Nel frattempo i dissidenti sono diventati impossibili da contattare, i cellulari squillano a vuoto e molti attivisti hanno chinato la testa per evitare l’arresto ai genitori. Le sue cugine bevono latte di soia e comprano occhiali da sole “Jogio Armani’’, al centro commerciale Eskan, le ragazzine flirtano con i loro coetanei in fila per un cono e in certe zone Teheran è più luccicante di quanto non sia mai stata, la sensazione però è che siano tutti spenti, anestetizzati. Moaveni contatta Amir Balali, un ragazzo che faceva parte del movimento studentesco. Le dice “che è andato in pensione”, non tanto a causa della sua detenzione nel 2002 e per quelle terrificanti 72 ore in cui è stato picchiato e tenuto in piedi, sempre sveglio contro un muro. “Ma perché non ne vale più la pena. L’Iran è una catastrofe sociale, nessuno si toglie la maschera e tutti mentono. Non mi fanno bere, ma posso comprare droghe sintetiche dall’ambulante che vende succo di frutta all’incrocio”. E non ha senso pensare di “una ribellione come quella ucraina, ognuno, pensa per sé e l’idolo non è più Che Guevara ma Bill Gates”.

 

L’esaltazione del 2000 è evaporata e di quella sete di libertà sono rimasti solo gli eccessi. Moaveni seguita a cercare uno spiraglio, ripete agli amici come una litania che le cose cambieranno, discetta di sciismo quietista e invoca il magistero di teologi riformatori, ma sempre più spesso ha la sensazione di essere percepita “come un marxista americano che beve champagne nella New York del 1950 e spiega a un russo vittima di Stalin i nobili ideali del comunismo”. E quando scoppia una lite con Arash, anche lui l’accusa di essere troppo tenera con il regime. “Sei infatuata della cultura orientale, vai in estasi davanti a mullah che etichetti come liberal, ma appena ti chiedono di abbottonare meglio il tuo soprabito, crolli’’.

 

A poco a poco, nonostante la gioia della gravidanza, tutto attorno a lei è Weltschmerz, una parola tedesca densa come solo le parole tedesche sanno essere, che indica lo stato di perpetua tristezza che si prova per gli accadimenti del mondo: sei triste per lo stato dei rapporti con Washington, triste per i parenti che non tornano, triste per la povertà in Africa, triste perché non cresce il gelsomino sul terrazzo, sei talmente triste che alla fine ti abitui e non senti niente.

 

Moaveni è consapevole di non essere più la stessa quando, una sera, una festa nell’appartamento sopra il suo viene interrotta dalla polizia.
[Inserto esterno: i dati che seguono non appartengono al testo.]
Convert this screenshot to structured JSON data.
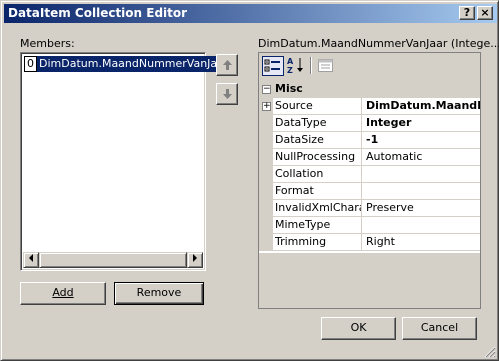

Non sa se sono agenti in borghese o bassiji, sente solo grida e il rimbombo dei passi degli invitati che corrono giù per le scale. Si domanda se aprire la porta, ma poi viene sopraffatta dalla paura, cosa direbbe Mr X? Mancano poche settimane al parto, spegne la luce e si ripete che va bene così.

 

La prudenza non basta, Mr X chiama ancora e sentenzia che i suoi articoli sono stati esaminati e valutati propaganda anti regime, potrebbe esserci un processo, arriveranno in qualsiasi momento, deve stare zitta, ma forse non sarà sufficiente neanche quello. Un giorno suona il citofono, lei si affaccia e c’è un uomo che non ha mai visto, non riesce più a respirare, sente che le sta per scoppiare il cuore, corre in bagno e si chiude a chiave finché sopraggiunge il marito e le dice che era solo un postino. Ogni mese porta con sé la notizia di qualcuno che parte e la tentazione di seguirli diventa l’unica costante. Sette anni prima confidava alle amiche americane che non avrebbe più saputo fare a meno delle sue serate iraniane, le pareva che in occidente i ragazzi fossero addormentati e che in Iran, invece, tutto riconducesse ai grandi temi dell’esistenza la vita, la morte, gli ideali. Quando era stato che la sua vita si era trasformata in una soffocante catena di impossibilità?

 

Nel 2007 Moaveni, il marito e il piccolo Hourmazd si trasferiscono a Londra e intanto tutti quei ragazzi che ha intervistato nei caffè di Teheran non sono più ragazzi, ma quarantenni emotivamente alla deriva che “hanno smesso di credere di poter cambiare il mondo e sono diventati persone diverse”.

 

“Una volta in Iran vedevo la luce, ora solo le ombre”, ha scritto Moaveni qualche giorno fa in un editoriale sul New York Times, a pochi giorni dal trionfo di Hassan Rohani nelle recenti elezioni, in cui sono racchiusi tutto il suo amore e tutto il suo disincanto. L’Iran ha già avuto tutta la “moderazione” che il regime può concedere: “Le letture femministe del Corano e una società civile effervescente, l’engagement nei confronti della politica e un’infinita pazienza dinnanzi alla lentezza delle riforme”. La giovane reporter traboccante di speranza è cresciuta e dice che se fossero bastati questi ingredienti a trasformarlo, l’Iran sarebbe già un altro e, invece, l’amara verità è che tutte queste cose non bastano. “Una nazione è entrambe le cose, la sua gente e i suoi leader” e mentre i telegiornali internazionali celebrano i moderati, Moaveni non può fare a meno di ricordare che l’Iran ha già sperimentato un Parlamento e un presidente riformista, ma questa sinergia non è comunque riuscita a erodere il potere degli oltranzisti né il loro controllo sulle istituzioni. “L’idea stessa di riformismo come categoria è stata diluita e i riformisti che un tempo si appellavano all’islam per parlare di libertà ora sono semplicemente grati di non essere chiusi in una prigione. Il riformismo come categoria intellettuale e strategia politica è in stallo”. Lo stesso stallo di un’intera generazione che nel 2009 si è riaffacciata al mondo, ma quando sono arrivati i bassiji, il mondo non aveva tempo.

 

“Volevo così tanto scrivere un libro sull’Iran che non fosse deprimente e invece il finale è triste”, si rammarica Moaveni prima della pubblicazione del suo “Lipstick Jihad”.“Non è colpa tua – le risponde un’amica – non puoi tirar via la tristezza da una storia sull’Iran’’.